In a geometric sequence, understanding the common ratio is key to unlocking the sequence's pattern. The common ratio is a consistent factor that you multiply by to move from one term to the next. To find the common ratio, you select any term in the sequence and divide it by the term that comes just before it. For example, in the sequence given:

• Start with the second term \( -\frac{1}{25} \) and divide it by the first term \( -\frac{1}{125} \).
• Mathematically, we can express the common ratio as \left( r = \frac{-\frac{1}{25}}{-\frac{1}{125}} = 5 \right)\.

This consistent multiplication of five helps maintain the pattern in our sequence.

The general formula is your magic tool that gives you the key to understanding any term in a geometric sequence. Once you have the first term and the common ratio, you can predictably calculate the value of any term. The general formula for a geometric sequence is:

• \(a_n = a_1 \times r^{n-1}\)

Here:

• \(a_1\) is the initial or first term of the sequence.
• \(r\) is your common ratio.
• \(n\) represents the position of the term you’re interested in.

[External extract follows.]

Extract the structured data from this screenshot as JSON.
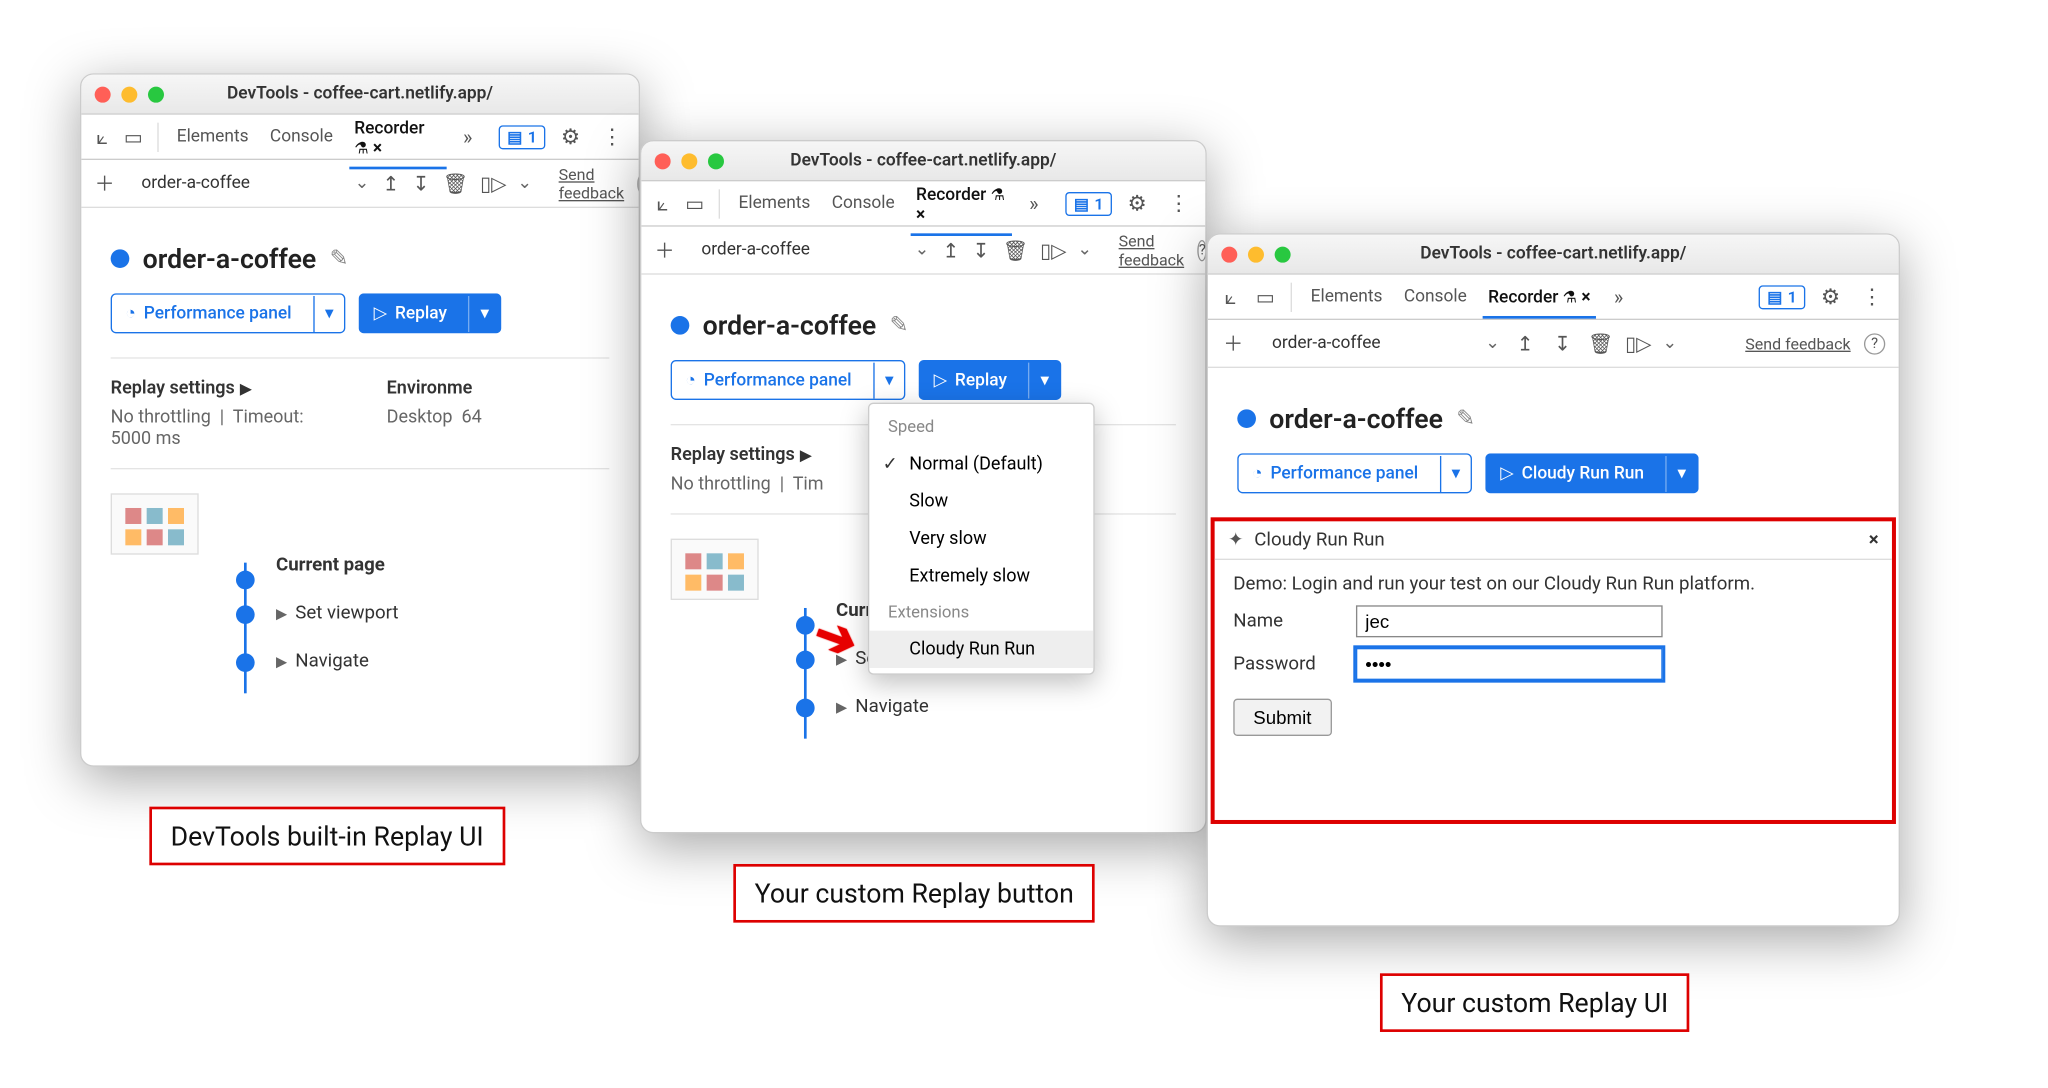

For our sequence, \(a_1 = -\frac{1}{125}\) and \(r = 5\). Thus, you have a formula that allows you to calculate any term if you know \(n\), making problem-solving simpler and the sequence more manageable.

Now that we understand the common ratio and have the general formula, it's easy to calculate any term in the sequence. To find the 7th term, you simply plug your values into the general formula:

• First, note that \(n = 7\), \(a_1 = -\frac{1}{125}\), and \(r = 5\).

Using the formula:

• \(a_7 = -\frac{1}{125} \times 5^{7-1}\)

That powers the common ratio to 6, which is one less than the term number:

• \(a_7 = -\frac{1}{125} \times 15625\).

Finally, simplify to find the 7th term:

• \(a_7 = -125\)

In this manner, the 7th term of the sequence is calculated, ensuring clarity and accuracy in the result.